Нелегко разобраться, что именно Бодлер хотел сказать; разразившись чередой риторических вопросов, он, казалось бы, то хвалит, то ругает. Мане, видите ли, проявил нескромность, – а ведь он не первый, кто испытал нападки академической критики; Шатобриану и Вагнеру тоже досталось сполна, – а ведь оба они, и Мане должен это признать, превосходят его талантом. К тому же в их время искусства были в лучшем состоянии, чем сегодня. А Мане «всего лишь первый среди царящего в искусстве <…> упадка». Измученному полемикой Мане эта фраза едва ли доставила удовольствие.

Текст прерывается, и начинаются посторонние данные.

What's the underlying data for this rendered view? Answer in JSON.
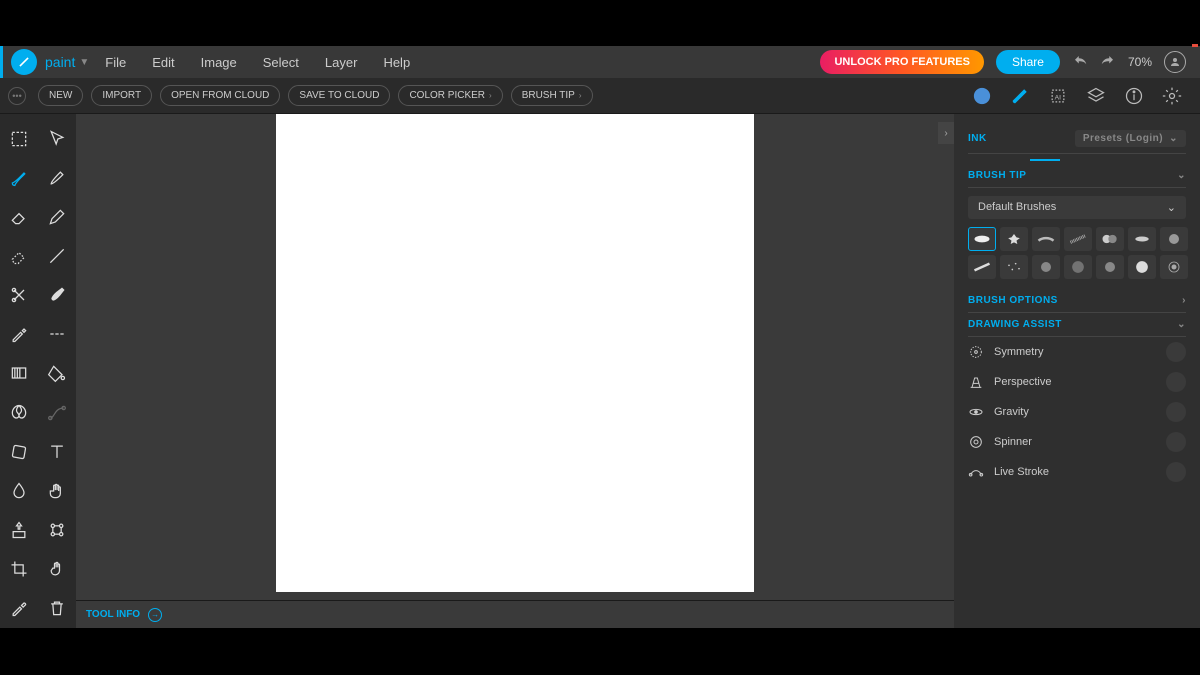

Бодлер делает различие между «необычайно богатым талантами» миром гениальных Шатобриана и Вагнера, над которыми насмехались современники, и оскудевшим, упадочным миром, с которым вынужден тягаться Мане. Эту фразу можно понять так: вы отнюдь не образец, а всего лишь первый среди одряхлевшего, упадочного искусства, в которое превратилась сегодняшняя живопись. Бодлер призывает Мане к смирению, и эта проповедь самоотречения могла быть обращена им и к себе самому. На языке поэта упадок – синоним прогресса, современности. Еще со времен Всемирной выставки 1855 года он обличал «дремоту одряхления» [84], в которую впадают подпевалы прогресса. В Новых заметках об Эдгаре По он называет прогресс «великой ересью отжившей философии» [85]. Короче говоря, вы не первый художник, на которого обрушилась резкая критика; до вас были и другие, причем во времена великого искусства; вы – первый, но в эпоху, когда искусство характеризуется верой в прогресс, то есть в упадок.
Бодлер очень любит Мане, но, видя, как тот огорчен нападками критики, сомневается в силе его характера. Он пишет Жюлю Шанфлери: «У Мане большое дарование, и оно выстоит. Но у него слабый характер. Мне кажется, он огорчен и даже оглушен этим скандалом» [86]. Мане не обладает стойкостью Делакруа, и Бодлер хвалит его талант, но не гений, потому что его восхищают художники-бойцы, равнодушные к мнению других. Потому-то он ценит недалекого Шарля Мериона и считает Константена Гиса «солдатом-художником», вознося его на пьедестал «художника современной жизни» вместо Мане, которому потомство отдаст этот титул куда охотнее.
Бодлер (который, кстати, не видел Олимпию) обращался к Мане по-приятельски, с иронией, но его явная бесцеремонность в отношении к художнику, которого мы канонизировали, шокирует нас до сих пор. «Пускай Бодлер не сует нос в наши дела, говорит он хоть и звонко, но пустое, – писал Ван Гог своему другу, художнику Эмилю Бернару, в 1888 году, – пускай не вмешивается, когда мы говорим о живописи».
17
О смехе
Неужели так смешон человек, который падает на льду или на мостовой, оступается на краю тротуара, что физиономия его брата во Христе непроизвольно перекосится, а мышцы лица вдруг заиграют, как башенные часы в полдень или заводная игрушка? Бедняга наверняка ушибся, а может, сломал ногу или руку. Однако смех прозвучал, неудержимый и внезапный. Если мы вдумаемся в эту ситуацию, то в глубине сознания весельчака непременно обнаружим неосознанную спесь. Вот она, отправная точка: Я-то не падаю; я-то иду твердо; мои-то ноги меня не подведут. Я-то не такой простак, чтоб не заметить край тротуара или вздыбленный дорожный камень.В эссе О сущности смеха Бодлер, казалось бы, описывает свое наблюдение: человек шлепнулся на бульваре, примерно как это случилось с поэтом в Утрате ореола, когда тот оступился на мостовой и обронил поэтический венок. При виде растянувшегося на улице человека прохожие автоматически начинают смеяться. Отсюда Бодлер заключает, что смех злобен, природа его сатанинская и восходит он к первородному греху. «Мудрец смеется лишь трепеща», – напоминает он вслед за Боссюэ. «Иисус никогда не смеялся», – говорил товарищ Бодлера Гюстав де Вавассёр. Смеются лишь болваны, не сознающие своей слабости и мнящие себя великими. Бодлер разрабатывает теорию смеха, который «кровно связан с древним грехопадением, с физическим и моральным упадком». В раю не смеялись и не плакали. Смех выявляет убожество человека и его неведение собственного убожества, отсюда и гордыня: «Смех происходит от идеи своего превосходства. Идеи поистине сатанинской».